Devant près de 3000 spectateurs réunis pour cette deuxième confrontation, Cesar Hernandez a décidé de reconduire le même sept de départ que jeudi soir. Malgré une entame un petit peu compliquée, le premier set de la rencontre nous a offert un véritable bras de fer. En effet, les bleues ont haussé leur niveau dans tous les secteurs par rapport à la veille. Offensivement, Enora Danard-Selosse a pu compter sur toutes ses attaquantes, ce qui a naturellement ouvert des espaces et rendu l’attaque française bien plus efficace. On a également retrouvé le fond de jeu des bleues, capable d’embêter les plus grandes nations du volley féminin en les emmenant dans de longs échanges.

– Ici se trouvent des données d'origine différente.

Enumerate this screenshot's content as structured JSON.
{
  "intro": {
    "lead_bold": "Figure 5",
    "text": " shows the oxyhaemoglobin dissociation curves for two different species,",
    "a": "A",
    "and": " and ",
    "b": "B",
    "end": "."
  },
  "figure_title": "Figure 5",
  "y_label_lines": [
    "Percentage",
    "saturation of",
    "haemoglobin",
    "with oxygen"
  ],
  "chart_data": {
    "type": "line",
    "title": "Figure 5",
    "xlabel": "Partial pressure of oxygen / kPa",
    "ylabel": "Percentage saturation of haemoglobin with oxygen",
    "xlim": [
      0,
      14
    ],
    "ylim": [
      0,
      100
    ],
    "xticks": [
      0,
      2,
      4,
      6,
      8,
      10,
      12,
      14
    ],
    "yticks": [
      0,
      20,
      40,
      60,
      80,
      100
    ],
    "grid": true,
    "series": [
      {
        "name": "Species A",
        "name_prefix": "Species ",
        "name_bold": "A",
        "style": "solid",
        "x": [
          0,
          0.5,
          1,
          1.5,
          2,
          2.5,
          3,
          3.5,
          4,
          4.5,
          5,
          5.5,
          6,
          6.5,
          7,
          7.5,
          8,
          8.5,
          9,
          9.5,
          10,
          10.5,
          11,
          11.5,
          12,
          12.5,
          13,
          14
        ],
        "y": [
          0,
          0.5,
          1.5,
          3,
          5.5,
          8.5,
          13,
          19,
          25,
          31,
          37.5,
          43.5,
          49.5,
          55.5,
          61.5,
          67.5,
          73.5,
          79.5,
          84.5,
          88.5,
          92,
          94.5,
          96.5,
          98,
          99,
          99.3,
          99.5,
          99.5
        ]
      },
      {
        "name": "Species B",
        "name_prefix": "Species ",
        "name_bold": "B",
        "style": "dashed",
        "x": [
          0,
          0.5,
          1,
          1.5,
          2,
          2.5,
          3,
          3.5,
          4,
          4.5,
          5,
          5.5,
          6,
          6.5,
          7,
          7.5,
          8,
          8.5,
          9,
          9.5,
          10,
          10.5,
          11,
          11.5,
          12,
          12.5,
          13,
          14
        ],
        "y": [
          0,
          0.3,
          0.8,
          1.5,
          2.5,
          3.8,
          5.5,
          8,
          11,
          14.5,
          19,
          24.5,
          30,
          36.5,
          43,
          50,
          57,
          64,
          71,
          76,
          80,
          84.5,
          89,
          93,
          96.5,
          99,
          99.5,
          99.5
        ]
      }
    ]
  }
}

Le sélectionneur de l’équipe de France a ensuite pu compter sur son banc, le double changement passeuse/pointue (Chameaux/Rovira) s’avérant efficace, tout comme les entrées de Jaegy et Bah, apportant de la stabilité pour la première et de la puissance offensive pour la seconde.
Le deuxième set fut bien plus compliqué. Malgré une réception solide (57 % de réceptions positives), l’équipe de France n’a pas réussi à embêter les Italiennes, la faute notamment à une relation passeuse/attaquantes moins performante. De l’autre côté, les championnes du monde en titre se sont mises en mode rouleau compresseur, finissant le set à 59 % d’efficacité à l’attaque.
La dernière manche a commencé de la meilleure des manières pour les Françaises qui se sont appuyées sur un savant mélange de bloc/défense et d’attaques percutantes pour prendre le large et compter jusqu’à 8 points d’avance sur leurs voisines transalpines. En face, l’iconique sélectionneur italien Julio Velasco a dû prendre ses deux temps morts pour apporter des solutions à ses joueuses, qui se sont ensuite appuyées sur un bloc ultra efficace (6 dans le set) pour remonter au score et dépasser les bleues en retrouvant également leur efficacité en attaque.
L’équipe de France va maintenant se préparer au tournoi d’Apeldoorn aux Pays-Bas, où elle affrontera le pays hôte ainsi que l’Allemagne et l’Ukraine.